Chapter 1: Introduction Ūpoko 1: He whakataki
1. This part of the report, consistent with clause 31 (d) of the Inquiry’s Terms of Reference, looks at the circumstances that led individuals to be taken into or placed into State and faith-based care during the Inquiry period, as well as movements between care settings. Where possible, estimates of how many people went into care between 1950 and 1999 are set out, including estimates of entries across settings and groups.
2. Chapter 2 discusses the various pathways and circumstances that led to children and young people being placed or taken into social welfare care settings. Structural and social circumstances are examined, including poverty, families in distress, and abuse and neglect at home. Direct pathways through the courts and voluntary admission are discussed. How racism contributed to Māori and Pacific children and young people being taken into care, including how Māori became the majority of those who entered social welfare settings are also expanded on.

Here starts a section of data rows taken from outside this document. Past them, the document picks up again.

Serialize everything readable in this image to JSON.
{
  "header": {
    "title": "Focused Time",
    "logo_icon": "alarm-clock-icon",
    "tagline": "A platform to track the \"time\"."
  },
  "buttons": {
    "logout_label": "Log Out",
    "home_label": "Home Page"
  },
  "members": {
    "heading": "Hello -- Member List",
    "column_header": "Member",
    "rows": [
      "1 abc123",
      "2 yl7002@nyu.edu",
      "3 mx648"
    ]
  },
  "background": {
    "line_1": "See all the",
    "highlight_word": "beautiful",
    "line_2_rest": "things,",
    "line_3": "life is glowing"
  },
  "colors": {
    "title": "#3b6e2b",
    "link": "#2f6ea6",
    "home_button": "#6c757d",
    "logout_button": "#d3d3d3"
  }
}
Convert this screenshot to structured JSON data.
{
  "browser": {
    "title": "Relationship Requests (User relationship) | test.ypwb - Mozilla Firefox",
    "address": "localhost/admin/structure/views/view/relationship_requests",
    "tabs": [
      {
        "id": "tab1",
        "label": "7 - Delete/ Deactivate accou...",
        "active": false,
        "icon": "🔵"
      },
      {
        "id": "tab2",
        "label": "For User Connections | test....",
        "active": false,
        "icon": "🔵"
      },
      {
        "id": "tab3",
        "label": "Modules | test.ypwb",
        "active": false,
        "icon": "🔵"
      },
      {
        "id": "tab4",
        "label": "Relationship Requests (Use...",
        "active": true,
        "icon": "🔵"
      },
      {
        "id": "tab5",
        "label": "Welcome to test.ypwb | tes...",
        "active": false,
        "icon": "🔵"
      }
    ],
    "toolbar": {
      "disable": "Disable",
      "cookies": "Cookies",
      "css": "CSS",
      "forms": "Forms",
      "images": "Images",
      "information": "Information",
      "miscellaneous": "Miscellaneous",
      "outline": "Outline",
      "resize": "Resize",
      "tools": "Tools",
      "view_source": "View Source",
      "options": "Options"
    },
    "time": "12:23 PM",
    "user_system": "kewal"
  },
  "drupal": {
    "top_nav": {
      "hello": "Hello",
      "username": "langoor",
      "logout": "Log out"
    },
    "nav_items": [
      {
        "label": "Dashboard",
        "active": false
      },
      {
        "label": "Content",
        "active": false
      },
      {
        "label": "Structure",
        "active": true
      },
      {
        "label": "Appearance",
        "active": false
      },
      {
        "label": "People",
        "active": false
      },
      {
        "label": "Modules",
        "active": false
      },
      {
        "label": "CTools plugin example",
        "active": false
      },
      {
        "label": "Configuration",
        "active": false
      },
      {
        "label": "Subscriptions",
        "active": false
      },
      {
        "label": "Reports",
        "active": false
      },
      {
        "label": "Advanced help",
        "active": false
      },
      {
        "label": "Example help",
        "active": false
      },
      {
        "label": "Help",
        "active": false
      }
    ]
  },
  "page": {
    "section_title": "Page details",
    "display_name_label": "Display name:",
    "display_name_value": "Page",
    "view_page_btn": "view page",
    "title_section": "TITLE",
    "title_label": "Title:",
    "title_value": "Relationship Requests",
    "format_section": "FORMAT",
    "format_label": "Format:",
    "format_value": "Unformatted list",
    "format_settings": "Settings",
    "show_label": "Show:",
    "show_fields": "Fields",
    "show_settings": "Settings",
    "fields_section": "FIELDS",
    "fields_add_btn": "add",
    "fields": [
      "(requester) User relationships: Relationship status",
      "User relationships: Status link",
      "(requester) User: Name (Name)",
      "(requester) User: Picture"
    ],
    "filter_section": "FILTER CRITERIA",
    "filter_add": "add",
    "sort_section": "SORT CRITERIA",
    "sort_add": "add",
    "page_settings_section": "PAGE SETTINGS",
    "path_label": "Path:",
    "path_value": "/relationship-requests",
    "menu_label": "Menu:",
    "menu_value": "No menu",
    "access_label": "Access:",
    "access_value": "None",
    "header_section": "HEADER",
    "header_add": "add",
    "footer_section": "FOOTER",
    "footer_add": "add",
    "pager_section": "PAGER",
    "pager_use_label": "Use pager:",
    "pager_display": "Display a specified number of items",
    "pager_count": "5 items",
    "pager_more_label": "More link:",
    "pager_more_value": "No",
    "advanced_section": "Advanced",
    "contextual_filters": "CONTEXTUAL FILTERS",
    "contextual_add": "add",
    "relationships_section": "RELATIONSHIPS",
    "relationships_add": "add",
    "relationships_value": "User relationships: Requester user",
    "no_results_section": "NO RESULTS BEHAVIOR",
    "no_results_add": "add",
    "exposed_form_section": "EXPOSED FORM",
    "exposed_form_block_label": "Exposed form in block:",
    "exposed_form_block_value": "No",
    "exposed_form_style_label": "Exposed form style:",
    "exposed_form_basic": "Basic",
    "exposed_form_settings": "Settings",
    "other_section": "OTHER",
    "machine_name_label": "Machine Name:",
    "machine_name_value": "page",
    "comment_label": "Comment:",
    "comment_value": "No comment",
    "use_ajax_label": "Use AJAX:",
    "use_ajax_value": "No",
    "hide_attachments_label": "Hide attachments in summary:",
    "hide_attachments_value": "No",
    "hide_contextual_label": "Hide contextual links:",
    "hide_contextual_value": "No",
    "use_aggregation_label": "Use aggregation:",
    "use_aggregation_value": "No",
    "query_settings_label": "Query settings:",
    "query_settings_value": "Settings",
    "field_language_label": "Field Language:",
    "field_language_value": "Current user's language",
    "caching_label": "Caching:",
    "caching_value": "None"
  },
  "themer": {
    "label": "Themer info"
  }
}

3. Chapter 3 discusses the various pathways and circumstances that led to a person being placed or taken into faith-based settings or accessing faith-based settings, in particular, admissions into faith-based education, children’s homes and foster care, and unmarried mothers’ homes. Access to pastoral care and the shift from the State’s heavy reliance on faith-based care settings to the decline of admissions into these settings from the 1970s, influenced by changing social attitudes are expanded on.
4. Chapter 4 discusses pathways for Deaf people and disabled people into care, including social circumstances. Ableism, the State’s institutionalisation policy, and the shift from large-scale institutional care to community-based living from the 1970s for disabled people are set out.
5. Chapter 5 discusses pathways and circumstances that led to a person being placed or taken into psychiatric and mental health care settings, the legal mechanisms for admissions, the reasons survivors were admitted into care (including for discriminatory reasons) and the shift from large-scale institutions to local hospitals and community services.
6. Chapter 6 discusses pathways and circumstances that led to a person being placed or taken into other types of care within the Inquiry’s scope, specifically adoption, transitional and law enforcement, and health camps. Chapter 7 sets out the Inquiry’s key findings.
7. Throughout this Part the specific circumstances into care for Māori, Pacific Peoples, Deaf, disabled people, tāngata Turi Māori and tāngata Whaikaha Māori are discussed. How these survivors experienced disproportionate entries into care are examined, and how their entries were influenced by structural, systemic, and interpersonal discrimination and inequity. In the Inquiry’s State Institutional Response Hearing, the Crown acknowledged in its closing statement:
“Institutional or structural racism and ableism in legislation, policy and systems have contributed to the disproportionate representation, and discriminatory treatment, of Māori, Pacific people, disabled people, and Deaf people in care.”[1]
Footnotes
[1] Transcript of closing statement by the Crown at the Inquiry’s State Institutional Response Hearing (26 August 2022, page 102).